Die Opposition von CDU und FDP sieht die geplante Einführung des flächendeckenden
Mindestlohns kritisch. Zwar bekenne sich die CDU grundsätzlich zu einem Mindestlohn, sagte Arbeitsmarkt-Expertin Roswitha Schier. Aber dieser Mindestlohn werde Handel, Gastronomie und Landwirtschaft vor große Probleme stellen.
Redner der Regierungskoalition und der Bündnisgrünen verteidigten den Mindestlohn als ersten Schritt gegen Lohndumping. Nach den Worten von Arbeitsminister Günter Baaske (SPD) verdienen Arbeitnehmer in den ostdeutschen Ländern immer noch nur 76 Prozent von dem, was im Westen gezahlt wird.
Mit großer Mehrheit beschloss das Landesparlament das Kindertagesstättenanpassungsgesetz. Danach erhalten die 1800 Kitas in diesem Jahr neun Millionen Euro mehr Zuschüsse vom Land. Die
Neuregelung war nach einem Urteil des Landesverfassungsgerichts notwendig geworden, weil die Zuteilung der Zuschüsse auf die Kommunen zu pauschal sei.

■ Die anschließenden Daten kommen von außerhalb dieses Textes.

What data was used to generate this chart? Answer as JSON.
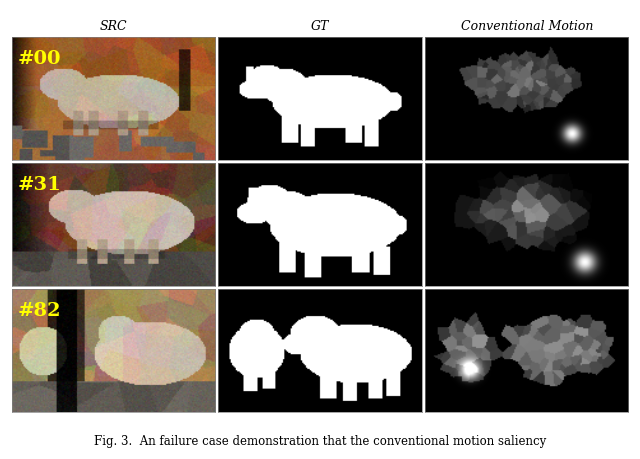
{
  "title_row": [
    "SRC",
    "GT",
    "Conventional Motion"
  ],
  "row_labels": [
    "#00",
    "#31",
    "#82"
  ],
  "label_color": "#FFFF00",
  "caption": "Fig. 3.  An failure case demonstration that the conventional motion saliency",
  "fig_width": 6.4,
  "fig_height": 4.6,
  "background_color": "#ffffff",
  "header_fontsize": 9,
  "label_fontsize": 14,
  "caption_fontsize": 8.5
}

Auf der Tagesordnung standen zudem ein Bericht der Landesregierung zur Gesundheitsregion Berlin-Brandenburg, das Landesintegrationskonzept von Rot-Rot sowie diverse Anträge der Fraktionen. In der Fragestunde beantwortete Ministerpräsident Dietmar Woidke eine Dringliche Anfrage zur Energiewende.